Louis Béraud, L'Attente, vers 1885 |
Also troubling
about the exhibition is its framing of women as victims of modernity, suffering
the social transformations that brought the commodification of sex and men’s
desire to exploit women’s bodies for pleasure. Modernity is also about pleasure
having an expression or needing to be expressed. What’s missing altogether is
any appreciation, let alone, understanding of the different ways that the male
artist represented the prostitute. Béraud’s placement of the faceless woman in L’Attente, vers 1885, as an object to be
looked at by the spectator as well as the man in the painting is given the
exact same status of historical document as Manet’s Irma Brunner, 1880. Manet’s portrait is painted with a face, in
profile, given a dignity and an identity equal to that of a noblewoman. And
Manet’s empathy for La Prune, 1875 in
sumptuous pink, in closeup, bored, beautiful but trapped and framed by the
devices around her gives her an identity, a personality and a fate, that is not
solely dependent on the men who might be watching her. Looking and who looks at
who, or how the woman is positioned within the frame is so different from
painting to painting. However, this is completely effaced by an exhibition that
is interested in using paintings to tell a story.
Edouard Manet, La Prune, 1878 |
Even without
going into the theoretical issues of vision and visuality that went hand in
hand with prostitution and the transformation to representation in modernity,
there are other elements of the paintings that are glossed over.
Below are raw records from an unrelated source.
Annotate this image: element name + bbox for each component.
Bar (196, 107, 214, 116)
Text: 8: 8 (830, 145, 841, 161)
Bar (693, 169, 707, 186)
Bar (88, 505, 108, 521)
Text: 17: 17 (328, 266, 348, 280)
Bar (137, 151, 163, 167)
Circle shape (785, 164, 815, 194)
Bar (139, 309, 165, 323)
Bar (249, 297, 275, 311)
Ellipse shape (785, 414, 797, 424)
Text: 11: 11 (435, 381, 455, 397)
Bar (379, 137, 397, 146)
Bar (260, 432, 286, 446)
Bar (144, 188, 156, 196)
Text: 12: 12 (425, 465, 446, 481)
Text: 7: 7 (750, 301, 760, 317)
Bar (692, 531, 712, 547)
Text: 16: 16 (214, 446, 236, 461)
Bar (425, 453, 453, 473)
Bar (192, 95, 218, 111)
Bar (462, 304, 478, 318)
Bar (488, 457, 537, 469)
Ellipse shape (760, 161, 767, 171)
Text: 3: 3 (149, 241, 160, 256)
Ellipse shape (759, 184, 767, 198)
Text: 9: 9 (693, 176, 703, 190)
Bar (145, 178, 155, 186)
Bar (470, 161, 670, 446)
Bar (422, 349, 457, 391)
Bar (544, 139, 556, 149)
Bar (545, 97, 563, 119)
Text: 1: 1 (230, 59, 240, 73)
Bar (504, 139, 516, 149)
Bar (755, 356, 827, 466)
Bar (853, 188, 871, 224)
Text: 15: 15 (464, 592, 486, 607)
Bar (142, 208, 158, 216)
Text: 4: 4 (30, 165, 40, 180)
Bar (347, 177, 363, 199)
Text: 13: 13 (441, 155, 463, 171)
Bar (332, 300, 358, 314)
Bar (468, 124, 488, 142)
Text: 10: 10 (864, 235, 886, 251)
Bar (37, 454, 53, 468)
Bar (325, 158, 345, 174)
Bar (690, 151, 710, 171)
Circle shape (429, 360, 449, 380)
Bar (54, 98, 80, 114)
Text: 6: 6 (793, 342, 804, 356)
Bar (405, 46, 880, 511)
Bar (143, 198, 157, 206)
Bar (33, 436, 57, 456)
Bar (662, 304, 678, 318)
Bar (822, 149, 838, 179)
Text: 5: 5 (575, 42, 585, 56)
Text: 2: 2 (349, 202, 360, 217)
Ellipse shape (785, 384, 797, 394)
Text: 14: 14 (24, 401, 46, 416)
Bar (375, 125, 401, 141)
The changing definitions
of portraiture that see Toulouse Lautrec’s images of women turned away from him
and the viewer, the portraiture of everyday people, how prostitution was also
all about performance and parading of sexuality -- going hand in hand with costumes,
shopping, the changing identity of men in modern society, questions of
spectacle, disconnection, all of which are articulated through looks as well as
dress, makeup, lights, performance. These levels of complexity are not
foregrounded by the exhibition
Of course, it’s
always a treat to see so many great paintings on display in one space. And
there are many in this exhibition brought from all over the world. However, in
direct proportion to the apparent liberation and equality of women apparently intended
by the museum, there is also a persistent oppression and devaluation of women. Of
course, we can’t do anything about what painters and photographers in the
late-nineteenth century saw on their streets, or how they saw it, but surely we
are compelled to educate the next generation of women of the prejudices they
face on a daily basis? An exhibition that uses paintings of prostitution to tell
a story from the perspective of the men who wrote it--but not always the
painters who painted it--does not take responsibility for that education.